The unmanned supermarket will allow shoppers to buy products without queuing, using sensor technology tied to a smart phone app.

Development of unmanned supermarkets using emerging technologies like machine learning, Artificial Intelligence and Internet of Things is fierce, with e-commerce giants like Amazon and Alibaba spending big money on the emerging technology.

"The concept and demand of unmanned shops are not new, but in recent years there will be a leap in growth, because related technologies have finally caught up" said Yu Hsiao-hsien (余孝先) in a feature by the ITRI.

ITRI has developed a "take away and go" system where camera vision and sensor technology tracks a customer's purchases, reported the Liberty Times.

Cameras fitted to the ceiling and on shelves track a shopper's movement and product selection, and purchases are tied to a smart phone app. The app will show the price and bundle of products selected and the total price will be automatically deducted when the shopper leaves the store.

Automated scanning of the product, rather than the barcode is a key feature of the ITRI project. Over time, deep learning will allow the computers to scan products with increasing speed and accuracy.

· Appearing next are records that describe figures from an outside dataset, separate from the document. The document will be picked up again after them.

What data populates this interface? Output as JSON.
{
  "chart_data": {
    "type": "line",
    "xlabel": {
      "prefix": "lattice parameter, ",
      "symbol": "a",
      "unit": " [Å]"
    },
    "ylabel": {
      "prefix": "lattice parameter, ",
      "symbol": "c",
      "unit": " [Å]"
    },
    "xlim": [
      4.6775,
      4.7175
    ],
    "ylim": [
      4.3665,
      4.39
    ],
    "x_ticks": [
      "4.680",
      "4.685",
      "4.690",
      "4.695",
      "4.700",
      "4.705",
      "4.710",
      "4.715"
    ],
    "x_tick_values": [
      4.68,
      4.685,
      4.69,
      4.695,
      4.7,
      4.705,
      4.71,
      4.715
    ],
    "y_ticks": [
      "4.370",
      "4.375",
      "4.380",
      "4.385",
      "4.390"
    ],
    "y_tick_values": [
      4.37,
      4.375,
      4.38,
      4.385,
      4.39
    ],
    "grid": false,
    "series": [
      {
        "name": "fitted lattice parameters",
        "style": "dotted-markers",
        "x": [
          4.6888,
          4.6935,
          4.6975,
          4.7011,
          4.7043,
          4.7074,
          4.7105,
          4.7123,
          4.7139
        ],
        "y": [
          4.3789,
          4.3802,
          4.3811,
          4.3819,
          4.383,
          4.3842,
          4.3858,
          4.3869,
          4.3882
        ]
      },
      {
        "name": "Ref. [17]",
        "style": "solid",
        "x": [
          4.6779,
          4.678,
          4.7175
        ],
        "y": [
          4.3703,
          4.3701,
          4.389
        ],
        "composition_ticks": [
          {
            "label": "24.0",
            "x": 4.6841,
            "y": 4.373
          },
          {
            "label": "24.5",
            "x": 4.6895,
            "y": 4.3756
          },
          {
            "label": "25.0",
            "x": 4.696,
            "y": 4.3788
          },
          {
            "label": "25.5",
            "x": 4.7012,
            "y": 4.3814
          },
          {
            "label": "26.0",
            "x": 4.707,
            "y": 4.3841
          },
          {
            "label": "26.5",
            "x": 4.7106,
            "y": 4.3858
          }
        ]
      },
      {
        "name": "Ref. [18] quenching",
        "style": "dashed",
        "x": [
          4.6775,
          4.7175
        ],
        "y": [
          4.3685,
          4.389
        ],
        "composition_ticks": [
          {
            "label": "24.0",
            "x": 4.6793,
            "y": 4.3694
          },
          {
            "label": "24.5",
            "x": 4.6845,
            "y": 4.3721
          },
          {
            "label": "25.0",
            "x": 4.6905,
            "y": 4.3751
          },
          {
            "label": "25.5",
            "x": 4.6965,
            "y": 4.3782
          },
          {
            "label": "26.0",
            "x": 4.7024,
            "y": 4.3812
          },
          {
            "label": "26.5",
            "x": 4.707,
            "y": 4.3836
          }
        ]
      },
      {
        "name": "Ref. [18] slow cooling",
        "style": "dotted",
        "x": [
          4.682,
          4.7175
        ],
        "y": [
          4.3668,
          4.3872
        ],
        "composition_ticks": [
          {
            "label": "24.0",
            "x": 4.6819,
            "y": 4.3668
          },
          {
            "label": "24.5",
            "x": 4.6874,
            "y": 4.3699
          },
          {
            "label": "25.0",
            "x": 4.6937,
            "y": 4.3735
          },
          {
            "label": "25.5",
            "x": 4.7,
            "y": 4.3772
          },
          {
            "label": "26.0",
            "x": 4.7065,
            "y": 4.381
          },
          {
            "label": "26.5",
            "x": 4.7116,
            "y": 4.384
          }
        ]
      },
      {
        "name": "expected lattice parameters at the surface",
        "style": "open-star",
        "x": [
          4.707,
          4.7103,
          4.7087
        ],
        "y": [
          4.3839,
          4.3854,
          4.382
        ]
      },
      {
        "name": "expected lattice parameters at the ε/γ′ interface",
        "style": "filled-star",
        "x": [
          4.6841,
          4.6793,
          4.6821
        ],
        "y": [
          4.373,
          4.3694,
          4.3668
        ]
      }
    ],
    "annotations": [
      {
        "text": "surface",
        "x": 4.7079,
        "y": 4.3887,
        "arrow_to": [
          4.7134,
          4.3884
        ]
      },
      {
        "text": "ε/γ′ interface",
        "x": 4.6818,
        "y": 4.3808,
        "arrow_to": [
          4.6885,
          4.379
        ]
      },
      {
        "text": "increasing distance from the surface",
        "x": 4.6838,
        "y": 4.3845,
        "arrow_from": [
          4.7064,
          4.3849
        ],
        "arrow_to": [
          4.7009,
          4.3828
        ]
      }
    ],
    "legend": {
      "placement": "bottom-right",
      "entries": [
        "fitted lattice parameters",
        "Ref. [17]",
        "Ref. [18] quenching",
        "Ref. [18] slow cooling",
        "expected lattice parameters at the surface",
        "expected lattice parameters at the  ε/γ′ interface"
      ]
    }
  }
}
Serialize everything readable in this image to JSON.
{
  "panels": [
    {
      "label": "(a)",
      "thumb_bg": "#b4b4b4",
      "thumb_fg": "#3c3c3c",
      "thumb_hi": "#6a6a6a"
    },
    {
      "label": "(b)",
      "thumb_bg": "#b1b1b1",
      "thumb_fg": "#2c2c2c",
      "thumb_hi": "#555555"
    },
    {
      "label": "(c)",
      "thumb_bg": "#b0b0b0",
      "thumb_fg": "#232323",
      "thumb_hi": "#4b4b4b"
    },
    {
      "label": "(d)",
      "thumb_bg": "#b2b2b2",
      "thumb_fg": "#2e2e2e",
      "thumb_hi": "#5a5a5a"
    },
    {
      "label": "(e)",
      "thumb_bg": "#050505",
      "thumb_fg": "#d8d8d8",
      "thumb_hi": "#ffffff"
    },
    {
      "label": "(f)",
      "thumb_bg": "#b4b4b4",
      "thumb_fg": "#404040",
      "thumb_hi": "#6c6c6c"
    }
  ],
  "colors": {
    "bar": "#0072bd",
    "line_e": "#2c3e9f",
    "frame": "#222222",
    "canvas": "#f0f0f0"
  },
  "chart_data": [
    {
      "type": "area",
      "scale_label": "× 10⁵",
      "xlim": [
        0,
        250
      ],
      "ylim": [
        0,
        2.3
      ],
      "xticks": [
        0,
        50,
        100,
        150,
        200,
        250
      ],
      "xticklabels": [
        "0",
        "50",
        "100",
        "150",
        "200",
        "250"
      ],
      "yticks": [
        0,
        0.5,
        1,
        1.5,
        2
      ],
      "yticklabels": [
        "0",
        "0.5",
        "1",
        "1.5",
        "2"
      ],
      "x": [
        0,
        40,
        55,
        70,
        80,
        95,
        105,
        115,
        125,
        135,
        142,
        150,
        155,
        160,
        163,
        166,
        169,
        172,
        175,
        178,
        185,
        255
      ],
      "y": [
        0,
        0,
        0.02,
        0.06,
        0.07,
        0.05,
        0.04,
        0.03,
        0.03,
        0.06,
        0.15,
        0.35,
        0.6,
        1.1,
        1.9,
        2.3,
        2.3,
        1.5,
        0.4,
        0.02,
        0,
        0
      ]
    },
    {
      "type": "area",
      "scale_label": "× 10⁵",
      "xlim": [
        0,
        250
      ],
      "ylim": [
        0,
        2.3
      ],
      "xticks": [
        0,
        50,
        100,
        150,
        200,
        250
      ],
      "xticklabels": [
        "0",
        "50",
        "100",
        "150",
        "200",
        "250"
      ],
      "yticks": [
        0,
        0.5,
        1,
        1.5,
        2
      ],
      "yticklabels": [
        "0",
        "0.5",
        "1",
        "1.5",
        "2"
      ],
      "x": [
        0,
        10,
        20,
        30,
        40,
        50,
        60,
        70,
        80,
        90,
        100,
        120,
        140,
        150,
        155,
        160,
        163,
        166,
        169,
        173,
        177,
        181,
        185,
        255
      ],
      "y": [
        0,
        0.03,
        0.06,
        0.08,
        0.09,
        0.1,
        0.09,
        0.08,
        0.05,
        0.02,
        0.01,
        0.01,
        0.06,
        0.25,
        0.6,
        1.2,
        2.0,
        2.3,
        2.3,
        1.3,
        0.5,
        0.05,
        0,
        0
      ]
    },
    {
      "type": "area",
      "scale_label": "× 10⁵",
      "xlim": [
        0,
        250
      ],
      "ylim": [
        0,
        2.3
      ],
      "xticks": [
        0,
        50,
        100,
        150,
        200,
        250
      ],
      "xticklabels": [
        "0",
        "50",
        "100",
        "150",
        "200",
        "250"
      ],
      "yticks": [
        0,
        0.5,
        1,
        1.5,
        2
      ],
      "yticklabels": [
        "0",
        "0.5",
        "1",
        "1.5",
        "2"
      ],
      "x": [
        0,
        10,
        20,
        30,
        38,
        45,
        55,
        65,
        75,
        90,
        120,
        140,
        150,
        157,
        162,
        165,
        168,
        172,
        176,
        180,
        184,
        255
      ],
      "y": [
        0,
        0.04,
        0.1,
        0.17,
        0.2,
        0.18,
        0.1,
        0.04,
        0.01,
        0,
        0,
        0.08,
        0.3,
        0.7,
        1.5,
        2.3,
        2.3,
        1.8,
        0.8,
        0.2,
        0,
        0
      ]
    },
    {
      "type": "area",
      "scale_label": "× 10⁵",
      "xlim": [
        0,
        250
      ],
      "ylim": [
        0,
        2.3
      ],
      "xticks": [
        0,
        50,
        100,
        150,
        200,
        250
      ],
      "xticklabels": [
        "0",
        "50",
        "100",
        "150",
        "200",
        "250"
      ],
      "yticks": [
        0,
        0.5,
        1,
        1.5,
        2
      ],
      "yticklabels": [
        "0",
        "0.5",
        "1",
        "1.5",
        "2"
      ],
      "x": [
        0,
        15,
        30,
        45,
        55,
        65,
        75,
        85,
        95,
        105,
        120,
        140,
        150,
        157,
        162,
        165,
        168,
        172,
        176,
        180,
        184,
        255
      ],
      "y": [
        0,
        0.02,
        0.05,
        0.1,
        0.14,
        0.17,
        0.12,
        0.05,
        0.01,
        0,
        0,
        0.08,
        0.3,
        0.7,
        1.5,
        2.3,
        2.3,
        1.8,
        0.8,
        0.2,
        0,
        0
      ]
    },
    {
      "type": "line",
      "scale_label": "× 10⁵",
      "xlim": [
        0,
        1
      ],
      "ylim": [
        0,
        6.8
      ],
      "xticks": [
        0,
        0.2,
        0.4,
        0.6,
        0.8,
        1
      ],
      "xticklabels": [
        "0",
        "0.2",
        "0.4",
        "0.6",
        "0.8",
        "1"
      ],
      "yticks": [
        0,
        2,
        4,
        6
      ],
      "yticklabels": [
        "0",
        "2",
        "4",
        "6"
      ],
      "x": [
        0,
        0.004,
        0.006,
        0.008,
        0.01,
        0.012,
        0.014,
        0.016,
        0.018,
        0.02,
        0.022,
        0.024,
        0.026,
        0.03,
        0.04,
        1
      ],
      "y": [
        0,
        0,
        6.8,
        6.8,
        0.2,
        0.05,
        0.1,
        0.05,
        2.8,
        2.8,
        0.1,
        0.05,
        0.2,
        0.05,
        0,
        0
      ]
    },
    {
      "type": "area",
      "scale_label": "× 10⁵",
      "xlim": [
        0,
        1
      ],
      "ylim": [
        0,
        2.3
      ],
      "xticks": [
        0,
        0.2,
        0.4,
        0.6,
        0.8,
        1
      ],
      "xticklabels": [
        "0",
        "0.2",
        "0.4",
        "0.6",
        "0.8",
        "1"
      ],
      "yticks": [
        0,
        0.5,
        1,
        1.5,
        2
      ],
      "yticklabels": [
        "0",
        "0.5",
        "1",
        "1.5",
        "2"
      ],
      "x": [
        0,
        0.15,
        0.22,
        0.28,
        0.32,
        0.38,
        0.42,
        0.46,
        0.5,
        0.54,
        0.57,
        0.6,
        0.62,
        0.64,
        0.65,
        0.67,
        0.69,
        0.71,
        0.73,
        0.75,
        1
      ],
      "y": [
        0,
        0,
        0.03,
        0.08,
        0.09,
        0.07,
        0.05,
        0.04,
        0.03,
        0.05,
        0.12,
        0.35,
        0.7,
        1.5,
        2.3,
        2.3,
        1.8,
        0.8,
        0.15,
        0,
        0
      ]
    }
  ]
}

Lin Ching-ta, head of ITRI's Information and Communications Research Laboratories told the Liberty Times, "Technology is to solve people's problems, not to completely replace people's roles".

In Taiwan, 7-Eleven has opened an experimental unmanned store in their headquarters, and Family Mart is expected to roll out its technology concept store later this year, or earlier next year.